We compute standard errors for the combined indicator using the bootstrap. The input data sources are resampled individually, and the combined indicator is recomputed for the resampled input. Then, the standard error is given by taking the standard deviation of the resampled combined indicators. We take \(B=100\) bootstrap replicates and use the jackknife to verify that for this number of replicates, estimated variance is small relative to the variance of variances.

The resampling method for each input source is as follows:

*Doctor Visits:*We inject a single additional observation with value 0.5 into the calculation of the proportion, and then resample from the binomial distribution, using the “Jeffreysized” proportion and sample size \(n+1\).*Symptom Survey:*We first inject a single additional observation with value 0.35 into the calculation of the proportion \(p\).

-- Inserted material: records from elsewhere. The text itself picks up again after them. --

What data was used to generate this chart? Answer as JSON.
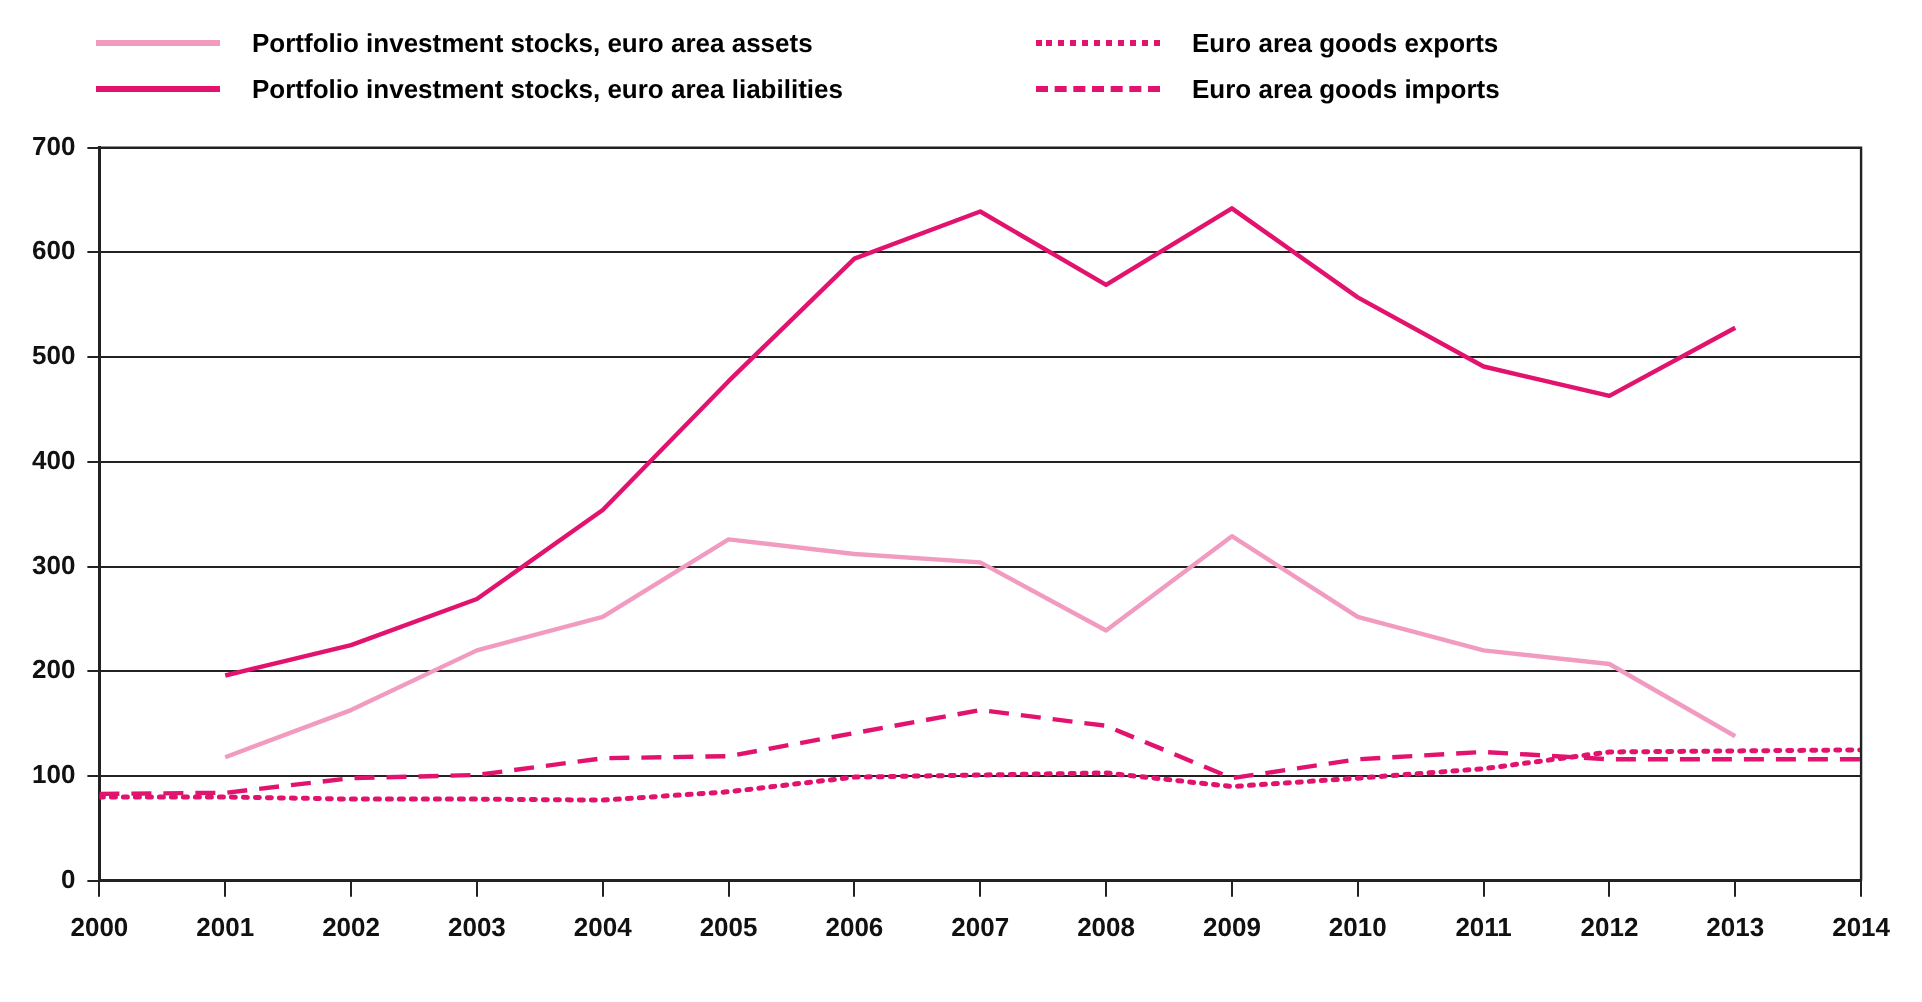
{
  "chart_data": {
    "type": "line",
    "legend": "top",
    "grid": "y",
    "marker": "none",
    "xlim": [
      2000,
      2014
    ],
    "xticks": [
      2000,
      2001,
      2002,
      2003,
      2004,
      2005,
      2006,
      2007,
      2008,
      2009,
      2010,
      2011,
      2012,
      2013,
      2014
    ],
    "ylim": [
      0,
      700
    ],
    "yticks": [
      0,
      100,
      200,
      300,
      400,
      500,
      600,
      700
    ],
    "series": [
      {
        "name": "Portfolio investment stocks, euro area assets",
        "color": "#f29bc1",
        "line_style": "solid",
        "x": [
          2001,
          2002,
          2003,
          2004,
          2005,
          2006,
          2007,
          2008,
          2009,
          2010,
          2011,
          2012,
          2013
        ],
        "values": [
          118,
          163,
          220,
          252,
          326,
          312,
          304,
          239,
          329,
          252,
          220,
          207,
          138
        ]
      },
      {
        "name": "Portfolio investment stocks, euro area liabilities",
        "color": "#e2136e",
        "line_style": "solid",
        "x": [
          2001,
          2002,
          2003,
          2004,
          2005,
          2006,
          2007,
          2008,
          2009,
          2010,
          2011,
          2012,
          2013
        ],
        "values": [
          196,
          225,
          269,
          354,
          477,
          594,
          639,
          569,
          642,
          557,
          491,
          463,
          528
        ]
      },
      {
        "name": "Euro area goods exports",
        "color": "#e2136e",
        "line_style": "dotted",
        "x": [
          2000,
          2001,
          2002,
          2003,
          2004,
          2005,
          2006,
          2007,
          2008,
          2009,
          2010,
          2011,
          2012,
          2013,
          2014
        ],
        "values": [
          80,
          80,
          78,
          78,
          77,
          85,
          99,
          101,
          103,
          90,
          98,
          107,
          123,
          124,
          125
        ]
      },
      {
        "name": "Euro area goods imports",
        "color": "#e2136e",
        "line_style": "dashed",
        "x": [
          2000,
          2001,
          2002,
          2003,
          2004,
          2005,
          2006,
          2007,
          2008,
          2009,
          2010,
          2011,
          2012,
          2013,
          2014
        ],
        "values": [
          83,
          84,
          98,
          101,
          117,
          119,
          141,
          163,
          148,
          98,
          116,
          123,
          116,
          116,
          116
        ]
      }
    ]
  }
}
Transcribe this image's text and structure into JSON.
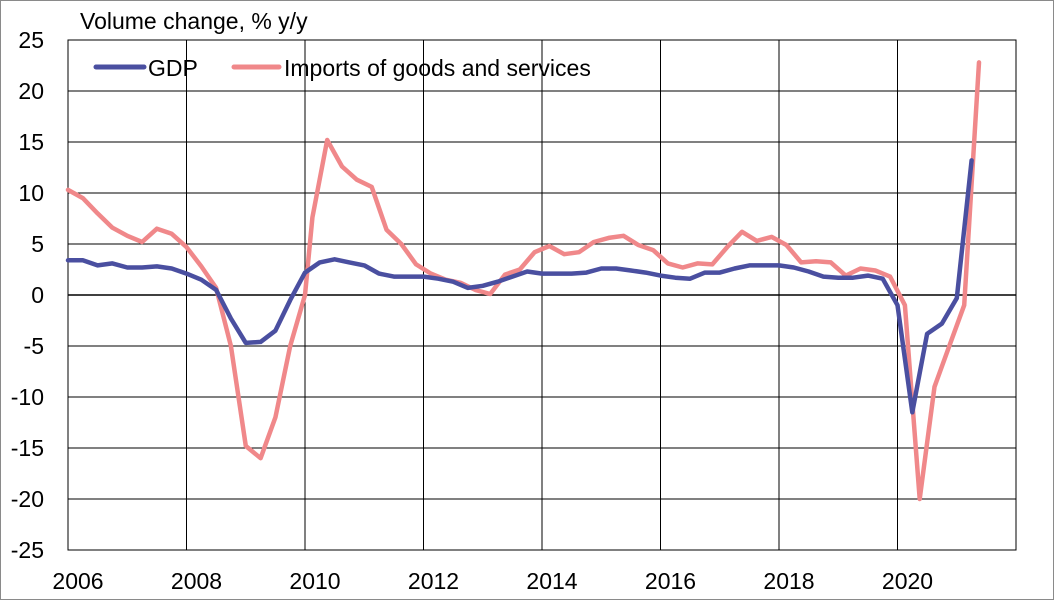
{
  "chart_data": {
    "type": "line",
    "title": "Volume change, % y/y",
    "xlabel": "",
    "ylabel": "",
    "xlim": [
      2006,
      2022
    ],
    "ylim": [
      -25,
      25
    ],
    "x_ticks": [
      2006,
      2008,
      2010,
      2012,
      2014,
      2016,
      2018,
      2020
    ],
    "x_tick_labels": [
      "2006",
      "2008",
      "2010",
      "2012",
      "2014",
      "2016",
      "2018",
      "2020"
    ],
    "y_ticks": [
      25,
      20,
      15,
      10,
      5,
      0,
      -5,
      -10,
      -15,
      -20,
      -25
    ],
    "y_tick_labels": [
      "25",
      "20",
      "15",
      "10",
      "5",
      "0",
      "-5",
      "-10",
      "-15",
      "-20",
      "-25"
    ],
    "grid": true,
    "legend_position": "top-left",
    "series": [
      {
        "name": "GDP",
        "color": "#4a4fa0",
        "x": [
          2006.0,
          2006.25,
          2006.5,
          2006.75,
          2007.0,
          2007.25,
          2007.5,
          2007.75,
          2008.0,
          2008.25,
          2008.5,
          2008.75,
          2009.0,
          2009.25,
          2009.5,
          2009.75,
          2010.0,
          2010.25,
          2010.5,
          2010.75,
          2011.0,
          2011.25,
          2011.5,
          2011.75,
          2012.0,
          2012.25,
          2012.5,
          2012.75,
          2013.0,
          2013.25,
          2013.5,
          2013.75,
          2014.0,
          2014.25,
          2014.5,
          2014.75,
          2015.0,
          2015.25,
          2015.5,
          2015.75,
          2016.0,
          2016.25,
          2016.5,
          2016.75,
          2017.0,
          2017.25,
          2017.5,
          2017.75,
          2018.0,
          2018.25,
          2018.5,
          2018.75,
          2019.0,
          2019.25,
          2019.5,
          2019.75,
          2020.0,
          2020.25,
          2020.5,
          2020.75,
          2021.0,
          2021.25
        ],
        "values": [
          3.4,
          3.4,
          2.9,
          3.1,
          2.7,
          2.7,
          2.8,
          2.6,
          2.1,
          1.5,
          0.5,
          -2.3,
          -4.7,
          -4.6,
          -3.5,
          -0.5,
          2.2,
          3.2,
          3.5,
          3.2,
          2.9,
          2.1,
          1.8,
          1.8,
          1.8,
          1.6,
          1.3,
          0.7,
          0.9,
          1.3,
          1.8,
          2.3,
          2.1,
          2.1,
          2.1,
          2.2,
          2.6,
          2.6,
          2.4,
          2.2,
          1.9,
          1.7,
          1.6,
          2.2,
          2.2,
          2.6,
          2.9,
          2.9,
          2.9,
          2.7,
          2.3,
          1.8,
          1.7,
          1.7,
          1.9,
          1.6,
          -1.0,
          -11.5,
          -3.8,
          -2.8,
          -0.3,
          13.2
        ]
      },
      {
        "name": "Imports of goods and services",
        "color": "#f0888a",
        "x": [
          2006.0,
          2006.25,
          2006.5,
          2006.75,
          2007.0,
          2007.25,
          2007.5,
          2007.75,
          2008.0,
          2008.25,
          2008.5,
          2008.75,
          2009.0,
          2009.25,
          2009.5,
          2009.75,
          2010.0,
          2010.125,
          2010.375,
          2010.625,
          2010.875,
          2011.125,
          2011.375,
          2011.625,
          2011.875,
          2012.125,
          2012.375,
          2012.625,
          2012.875,
          2013.125,
          2013.375,
          2013.625,
          2013.875,
          2014.125,
          2014.375,
          2014.625,
          2014.875,
          2015.125,
          2015.375,
          2015.625,
          2015.875,
          2016.125,
          2016.375,
          2016.625,
          2016.875,
          2017.125,
          2017.375,
          2017.625,
          2017.875,
          2018.125,
          2018.375,
          2018.625,
          2018.875,
          2019.125,
          2019.375,
          2019.625,
          2019.875,
          2020.125,
          2020.375,
          2020.625,
          2020.875,
          2021.125,
          2021.375
        ],
        "values": [
          10.3,
          9.5,
          8.0,
          6.6,
          5.8,
          5.2,
          6.5,
          6.0,
          4.7,
          2.8,
          0.7,
          -5.0,
          -14.8,
          -16.0,
          -12.0,
          -5.0,
          0.0,
          7.6,
          15.2,
          12.6,
          11.3,
          10.6,
          6.4,
          5.0,
          3.0,
          2.1,
          1.5,
          1.2,
          0.5,
          0.1,
          2.0,
          2.5,
          4.2,
          4.8,
          4.0,
          4.2,
          5.2,
          5.6,
          5.8,
          4.9,
          4.4,
          3.1,
          2.7,
          3.1,
          3.0,
          4.7,
          6.2,
          5.3,
          5.7,
          4.9,
          3.2,
          3.3,
          3.2,
          1.9,
          2.6,
          2.4,
          1.8,
          -1.0,
          -20.0,
          -9.0,
          -5.0,
          -1.0,
          22.8
        ]
      }
    ]
  }
}
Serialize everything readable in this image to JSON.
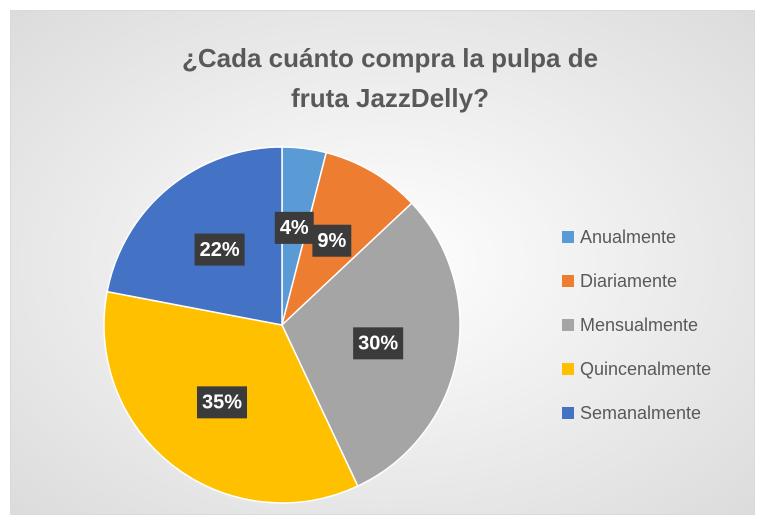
{
  "chart_data": {
    "type": "pie",
    "title": "¿Cada cuánto compra la pulpa de fruta JazzDelly?",
    "categories": [
      "Anualmente",
      "Diariamente",
      "Mensualmente",
      "Quincenalmente",
      "Semanalmente"
    ],
    "values": [
      4,
      9,
      30,
      35,
      22
    ],
    "value_labels": [
      "4%",
      "9%",
      "30%",
      "35%",
      "22%"
    ],
    "colors": [
      "#5B9BD5",
      "#ED7D31",
      "#A5A5A5",
      "#FFC000",
      "#4472C4"
    ],
    "legend": "right"
  }
}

Then, we sample an average of \(n+1\) independent \(\text{Binomial}(p, m)/m\) variables, where we choose \(m\) so the household variance \(p(1-p)/m = n\text{SE}^2\), which is equivalent to sampling \(\text{Binomial}(p, mn) / mn\). The prior proportion of 0.35 was chosen to match the resampling distribution with the original distribution.*Facebook Community Survey:*We resample from the binomial distribution, with the reported proportion and sample size.*Google Health Trends:*Because we do not have access to the sampling distribution, we do not resample this signal.